Tras ocho años de desempeñarme como trabajadora social en Brasil, creo firmemente en el potencial de las comunidades de fe para ayudar a reducir las desigualdades que afectan la vida de las mujeres.
Muchas de estas desigualdades las hemos heredado a través de la cultura imperante en nuestra familia o comunidad y nos parecen normales. En las iglesias, solemos reflexionar poco al respecto, lo que es un error.
Problema global
La desigualdad entre hombres y mujeres tiene como consecuencia que se les dé más valor a los hombres y a los niños que a las mujeres y a las niñas, lo que puede llevar a abuso y violencia. En el mundo, una de cada tres mujeres experimentará violencia física o sexual en algún momento de su vida. A raíz de ello, muchas serán estigmatizadas y culpadas, lo que hará difícil que lleven vidas dignas y plenas en su familia, lugar de trabajo y comunidad.

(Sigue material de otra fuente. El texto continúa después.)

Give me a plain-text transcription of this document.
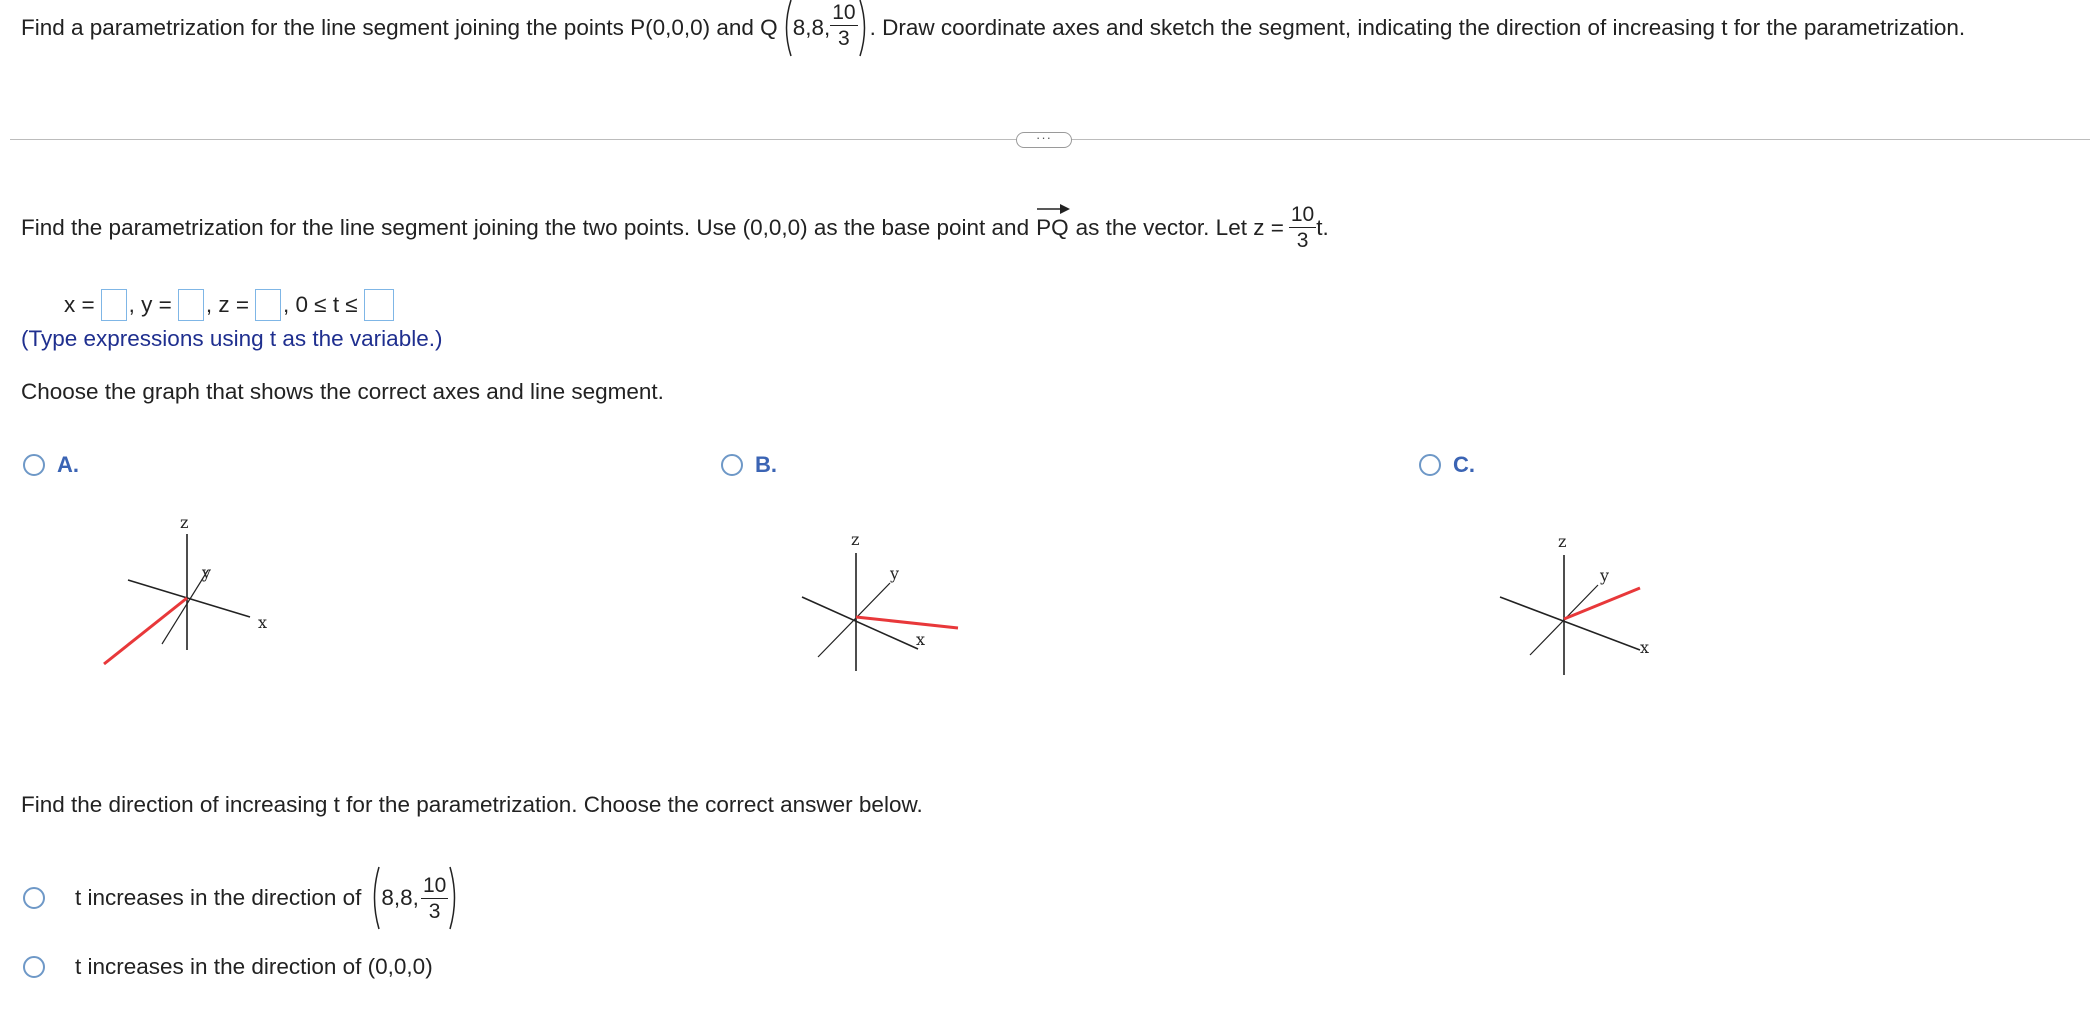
Find a parametrization for the line segment joining the points P(0,0,0) and Q 8,8, $\frac{10}{3}$ . Draw coordinate axes and sketch the segment, indicating the direction of increasing t for the parametrization.
···
Find the parametrization for the line segment joining the two points. Use (0,0,0) as the base point and PQ as the vector. Let $z = \frac{10}{3} t$.
x = , y = , z = , 0 ≤ t ≤
(Type expressions using t as the variable.)
Choose the graph that shows the correct axes and line segment.
A.
z
y
x
B.
z
y
x
C.
z
y
x
Find the direction of increasing t for the parametrization. Choose the correct answer below.
t increases in the direction of 8,8, $\frac{10}{3}$
t increases in the direction of (0,0,0)
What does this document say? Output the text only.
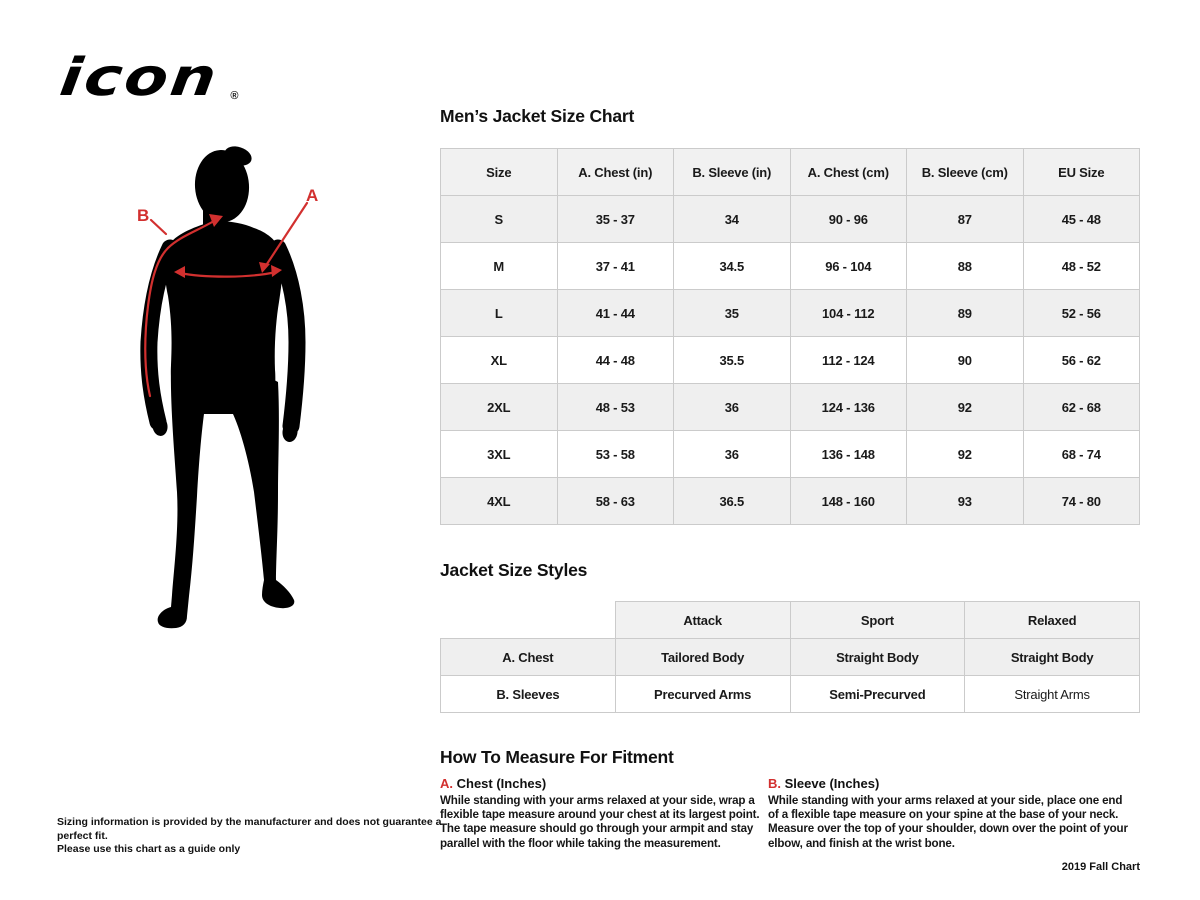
icon ®
B
A
Men’s Jacket Size Chart
Size	A. Chest (in)	B. Sleeve (in)	A. Chest (cm)	B. Sleeve (cm)	EU Size
S	35 - 37	34	90 - 96	87	45 - 48
M	37 - 41	34.5	96 - 104	88	48 - 52
L	41 - 44	35	104 - 112	89	52 - 56
XL	44 - 48	35.5	112 - 124	90	56 - 62
2XL	48 - 53	36	124 - 136	92	62 - 68
3XL	53 - 58	36	136 - 148	92	68 - 74
4XL	58 - 63	36.5	148 - 160	93	74 - 80
Jacket Size Styles
	Attack	Sport	Relaxed
A. Chest	Tailored Body	Straight Body	Straight Body
B. Sleeves	Precurved Arms	Semi-Precurved	Straight Arms
How To Measure For Fitment

A. Chest (Inches)

While standing with your arms relaxed at your side, wrap a flexible tape measure around your chest at its largest point. The tape measure should go through your armpit and stay parallel with the floor while taking the measurement.

B. Sleeve (Inches)

While standing with your arms relaxed at your side, place one end of a flexible tape measure on your spine at the base of your neck. Measure over the top of your shoulder, down over the point of your elbow, and finish at the wrist bone.

Sizing information is provided by the manufacturer and does not guarantee a perfect fit.
Please use this chart as a guide only
2019 Fall Chart
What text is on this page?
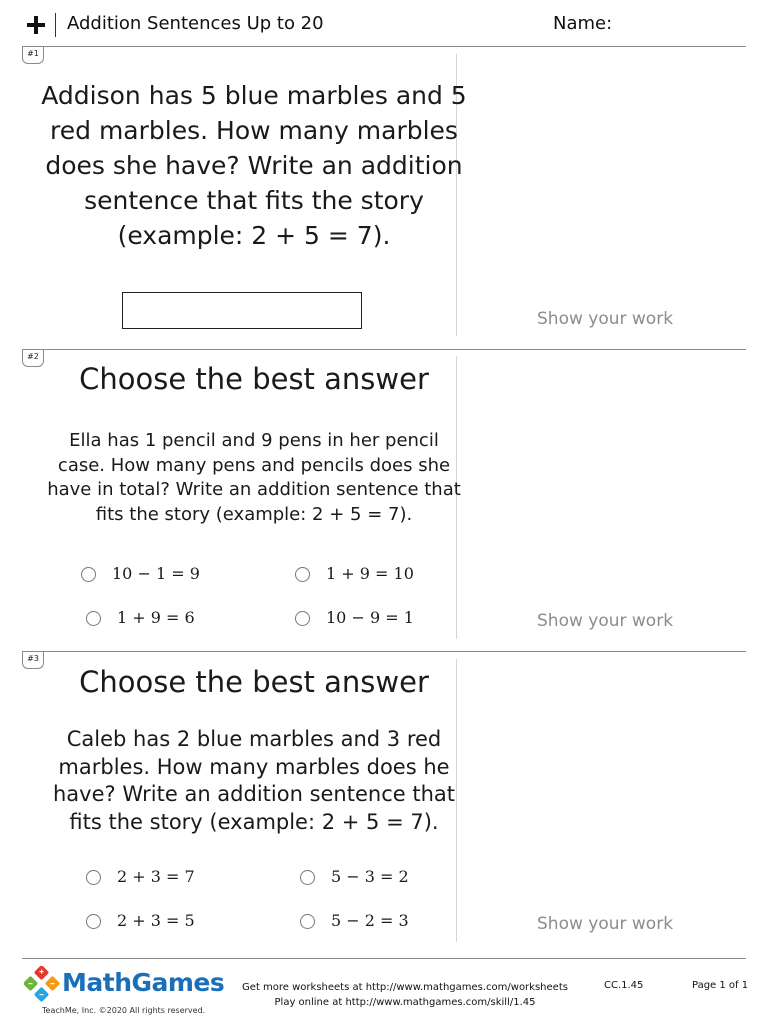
Addition Sentences Up to 20	Name:
#1
Addison has 5 blue marbles and 5
red marbles. How many marbles
does she have? Write an addition
sentence that fits the story
(example: 2 + 5 = 7).
Show your work
#2
Choose the best answer
Ella has 1 pencil and 9 pens in her pencil
case. How many pens and pencils does she
have in total? Write an addition sentence that
fits the story (example: 2 + 5 = 7).
10 − 1 = 9	1 + 9 = 10
1 + 9 = 6	10 − 9 = 1	Show your work
#3
Choose the best answer
Caleb has 2 blue marbles and 3 red
marbles. How many marbles does he
have? Write an addition sentence that
fits the story (example: 2 + 5 = 7).
2 + 3 = 7	5 − 3 = 2
2 + 3 = 5	5 − 2 = 3	Show your work
MathGames
TeachMe, Inc. ©2020 All rights reserved.
Get more worksheets at http://www.mathgames.com/worksheets
Play online at http://www.mathgames.com/skill/1.45
CC.1.45	Page 1 of 1
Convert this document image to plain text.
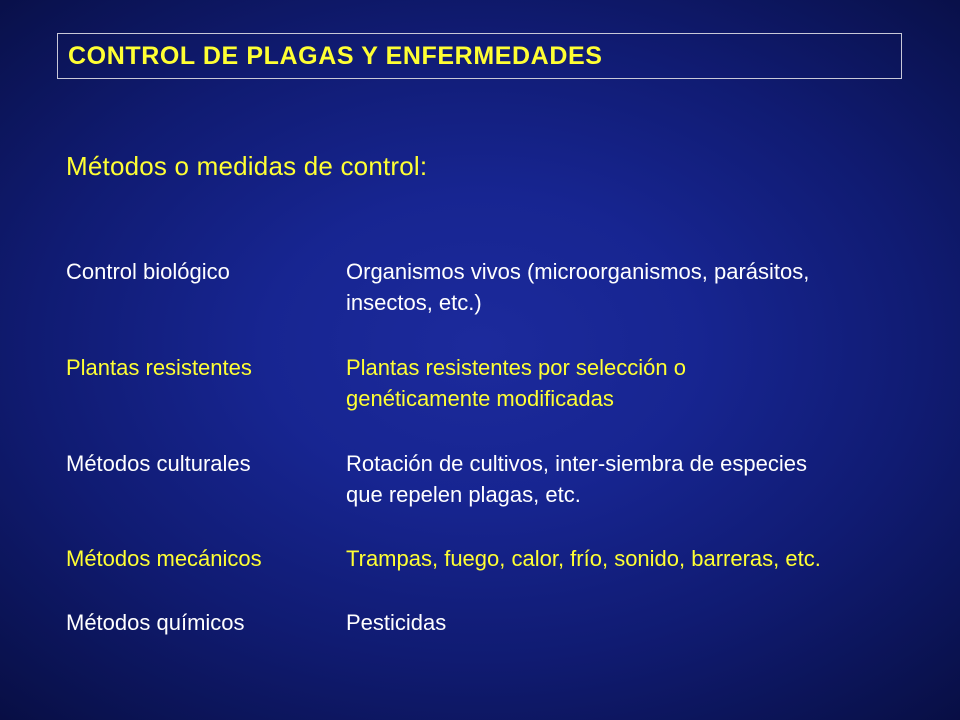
CONTROL DE PLAGAS Y ENFERMEDADES
Métodos o medidas de control:
Control biológico	Organismos vivos (microorganismos, parásitos,
insectos, etc.)
Plantas resistentes	Plantas resistentes por selección o
genéticamente modificadas
Métodos culturales	Rotación de cultivos, inter-siembra de especies
que repelen plagas, etc.
Métodos mecánicos	Trampas, fuego, calor, frío, sonido, barreras, etc.
Métodos químicos	Pesticidas
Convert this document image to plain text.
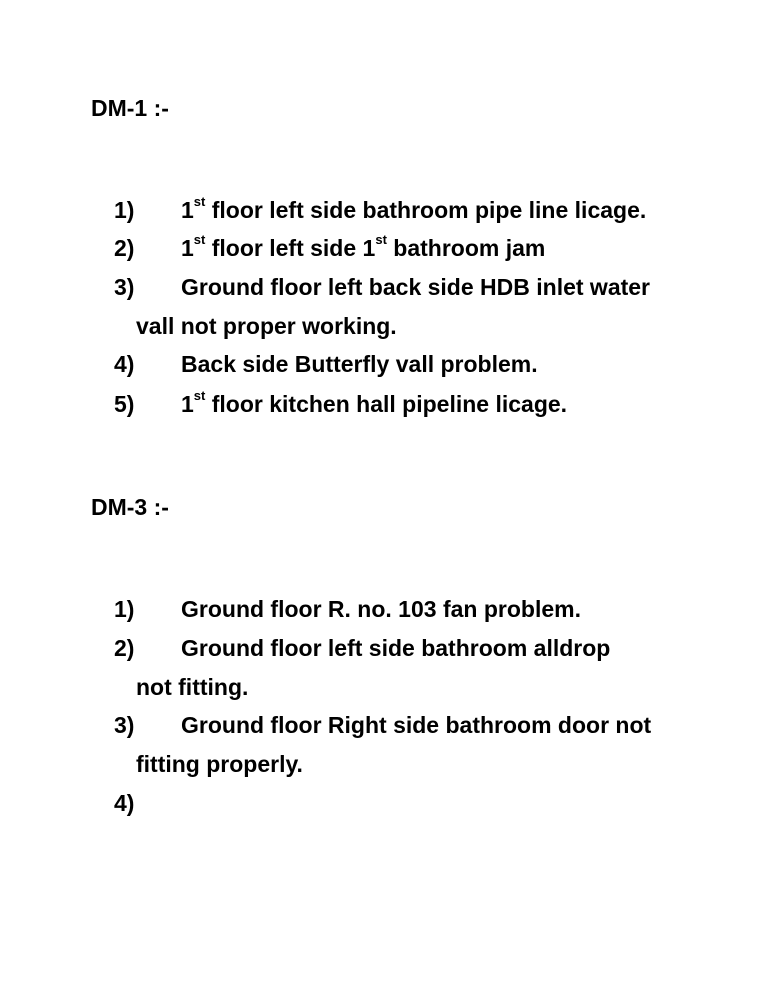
DM-1 :-
1) 1st floor left side bathroom pipe line licage.
2) 1st floor left side 1st bathroom jam
3) Ground floor left back side HDB inlet water
vall not proper working.
4) Back side Butterfly vall problem.
5) 1st floor kitchen hall pipeline licage.
DM-3 :-
1) Ground floor R. no. 103 fan problem.
2) Ground floor left side bathroom alldrop
not fitting.
3) Ground floor Right side bathroom door not
fitting properly.
4)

Durante los desastres o los conflictos armados, las mujeres y las niñas están expuestas a mayores riesgos. En estas situaciones, puede ser más fácil que las personas en posiciones de autoridad abusen de su poder, y la violencia sexual podría utilizarse como un arma de guerra.
Lugares de refugio
En una crisis, las iglesias y otros recintos de culto suelen convertirse en lugares de refugio. Por lo tanto, es esencial que tanto el liderazgo como los miembros de las congregaciones se tomen el tiempo de discutir y entender por qué las mujeres sufren varias formas de discriminación y violencia y el impacto que estas tienen en sus comunidades.
De la misma manera, deben identificar, cuestionar e intentar cambiar patrones de comportamiento poco útiles o actitudes incorrectas en su propia vida. Luego, pueden determinar la mejor manera de acoger y brindar el apoyo necesario a las personas afectadas por la violencia sexual y de género.